I nie jest tak że każda scena uchodząca za kontrowersyjną/skandaliczną/prowokacyjną/zbyt dosłowną w filmie czy książce jest niepotrzebna.
Czasem takie sceny mają uzasadnienie.

A zresztą to wcale nie wymysł nowej sztuki, wystarczy poczytać de Sade’a choćby czy nawet Rabelais.
Albo i Księgę Tysiąca i jednej Nocy gdzie obscenicznych rzeczy tyż nie brak.
Np. zoofilii.
Nie wspominając już o antysemityzmie i antychrześcijańskim wydźwięku wielu tam opowieści.

A jednak czyta się genialnie i dobre to jest.

tak jak całkiem dobrze czyta się skandaliczny Henry Miller np. czy ogladają sięprowokacyjni i zmysłowi ,,Marzyciele” Bertolluciego czy mnóstwo innych rzeczy.
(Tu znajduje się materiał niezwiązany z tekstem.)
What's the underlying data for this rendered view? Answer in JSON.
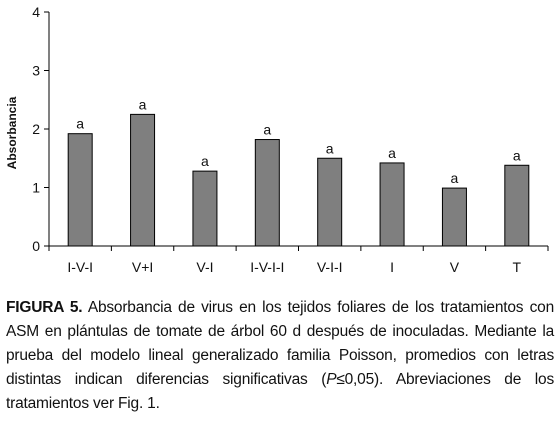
{
  "chart_data": {
    "type": "bar",
    "ylabel": "Absorbancia",
    "xlabel": "",
    "ylim": [
      0,
      4
    ],
    "yticks": [
      0,
      1,
      2,
      3,
      4
    ],
    "grid": false,
    "bar_color": "#7f7f7f",
    "categories": [
      "I-V-I",
      "V+I",
      "V-I",
      "I-V-I-I",
      "V-I-I",
      "I",
      "V",
      "T"
    ],
    "values": [
      1.92,
      2.25,
      1.28,
      1.82,
      1.5,
      1.42,
      0.99,
      1.38
    ],
    "data_labels": [
      "a",
      "a",
      "a",
      "a",
      "a",
      "a",
      "a",
      "a"
    ]
  },
  "caption": {
    "label": "FIGURA 5.",
    "text_1": " Absorbancia de virus en los tejidos foliares de los tratamientos con ASM en plántulas de tomate de árbol 60 d después de inoculadas. Mediante la prueba del modelo lineal generalizado familia Poisson, promedios con letras distintas indican diferencias significativas (",
    "p_symbol": "P",
    "text_2": "≤0,05). Abreviaciones de los tratamientos ver Fig. 1."
  }
}
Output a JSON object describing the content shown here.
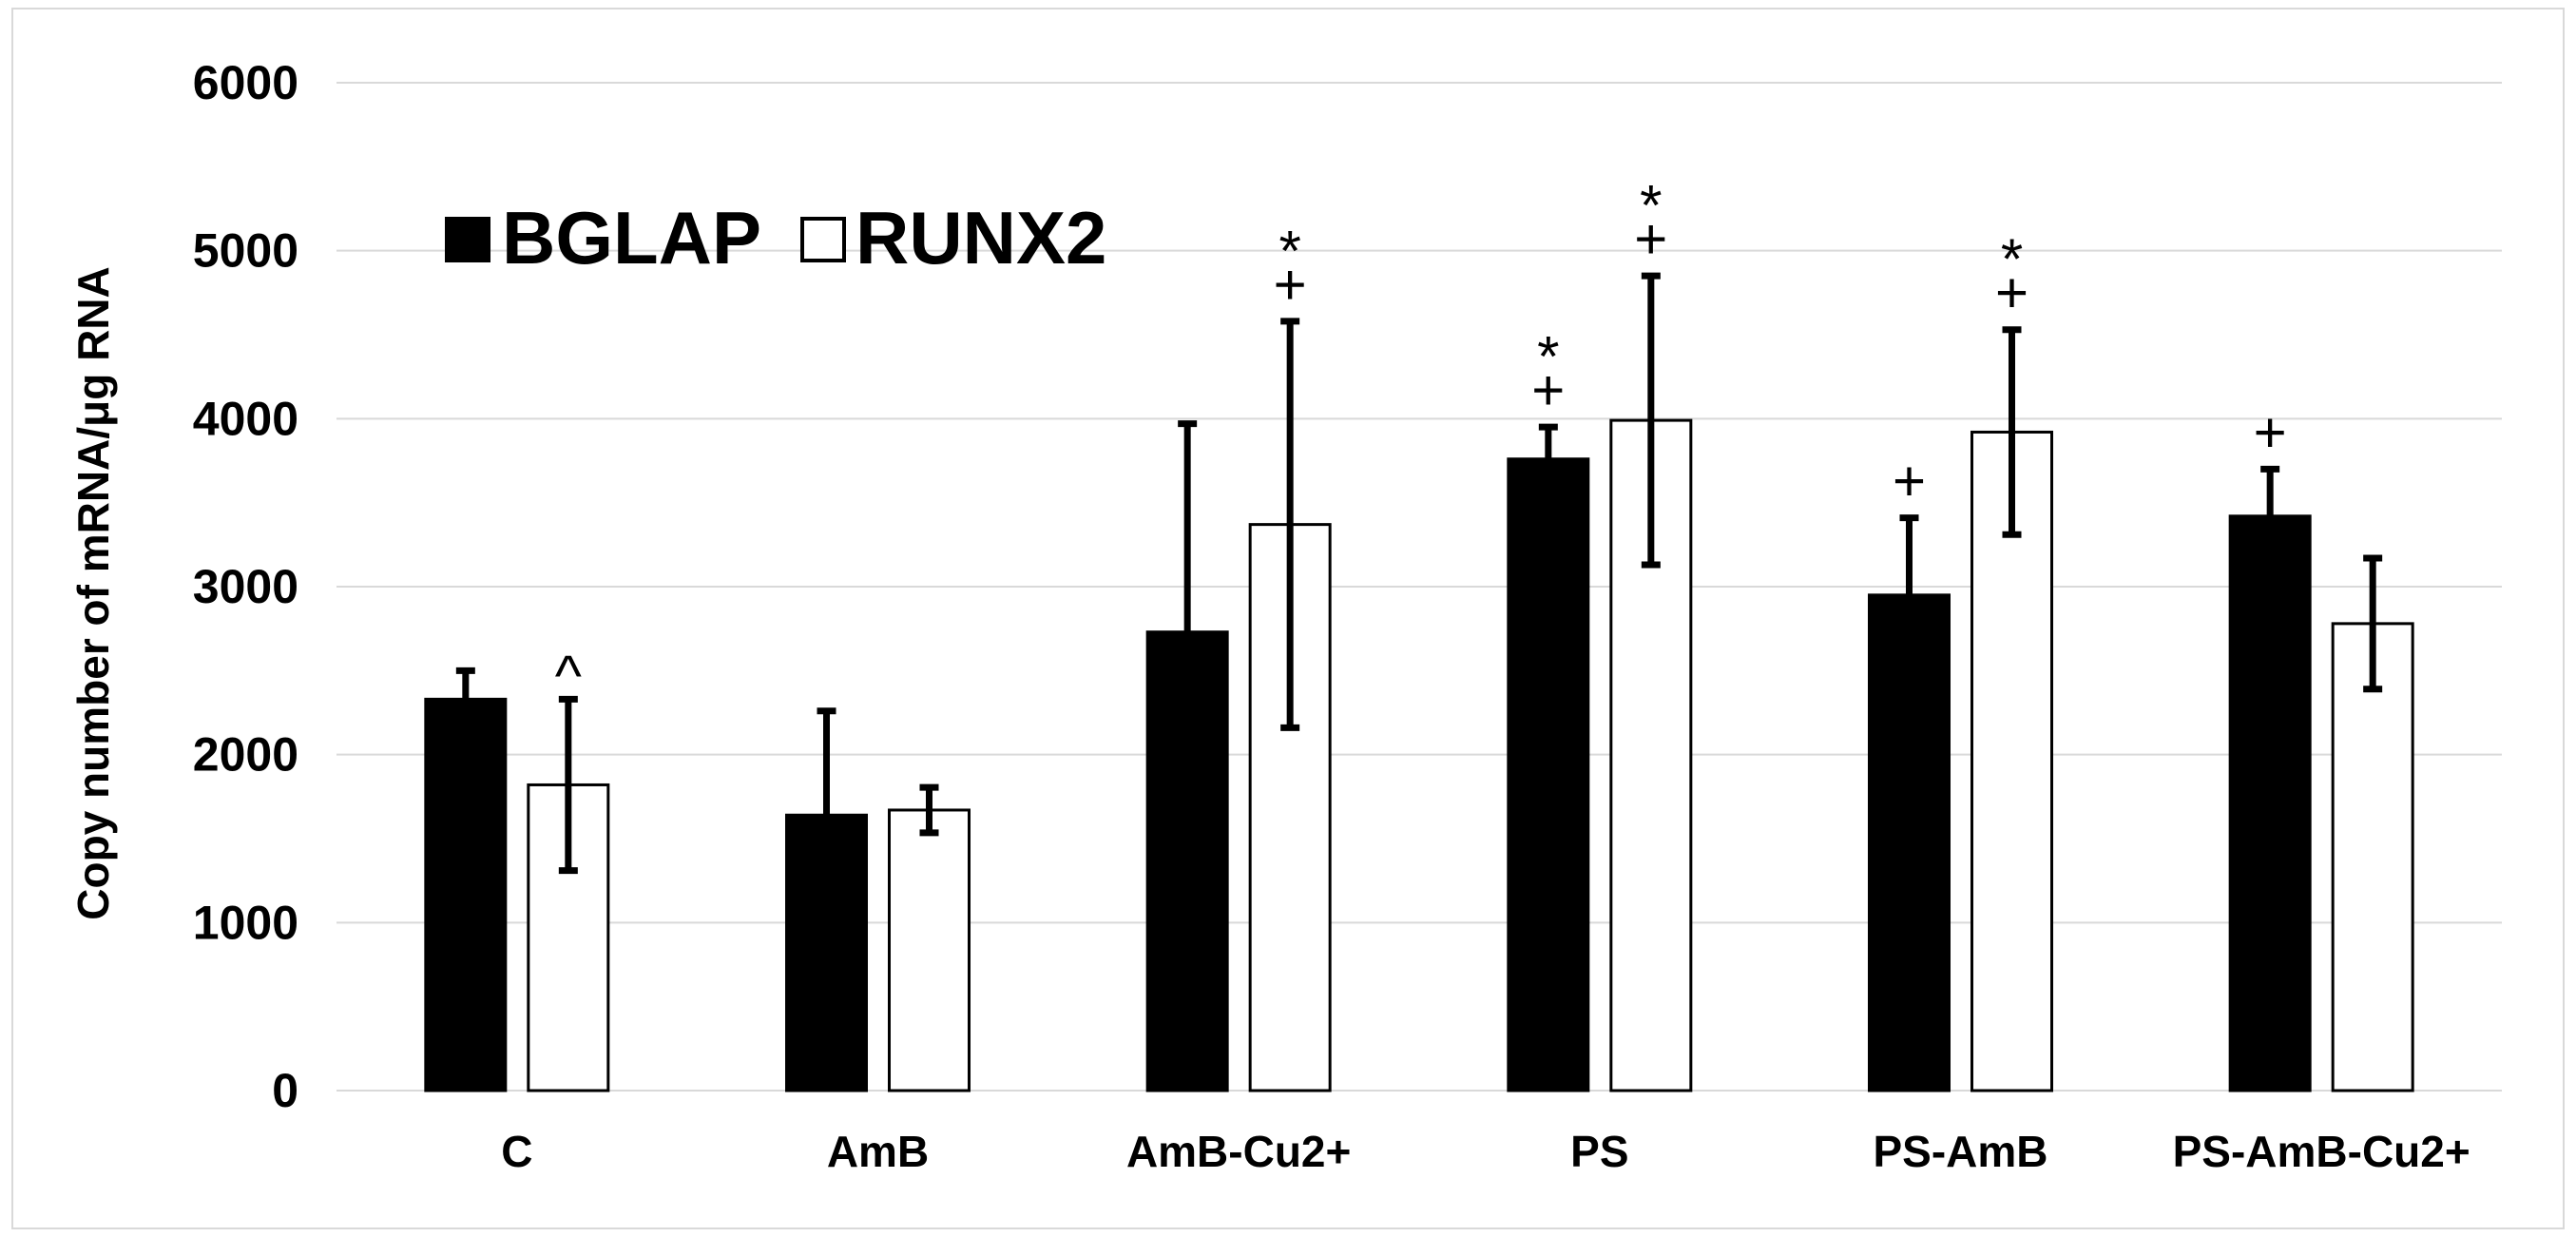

Skandal jest w pewien sposób motorem sztuki, nie tylko tej nowoczesnej tylko raczej od zawsze.
Tak jak walka z mitami, tak jak odbrązowianie, tak jak sianie fermentu, tak jak budzenie zgorszenia.
Goethego się czepiano i musiał kropkować ,,leck mich am Arsch” w jednej książce (a może to nie Goethe tylko Lessing nie pamiętam)

Z kolei sam Goethe oburzał się, że twórczość Hoffmanna to wytwory chorego umysłu, które szkodzą społeczeństwu.
Więc może za niedługo obecny twórca filmu o Westerplatte będzie wyrzekał na jakichś skandalistów i bronił jakiej klasyki i jakichś wartości, które ktoś tam (niby albo faktycznie ) szarga.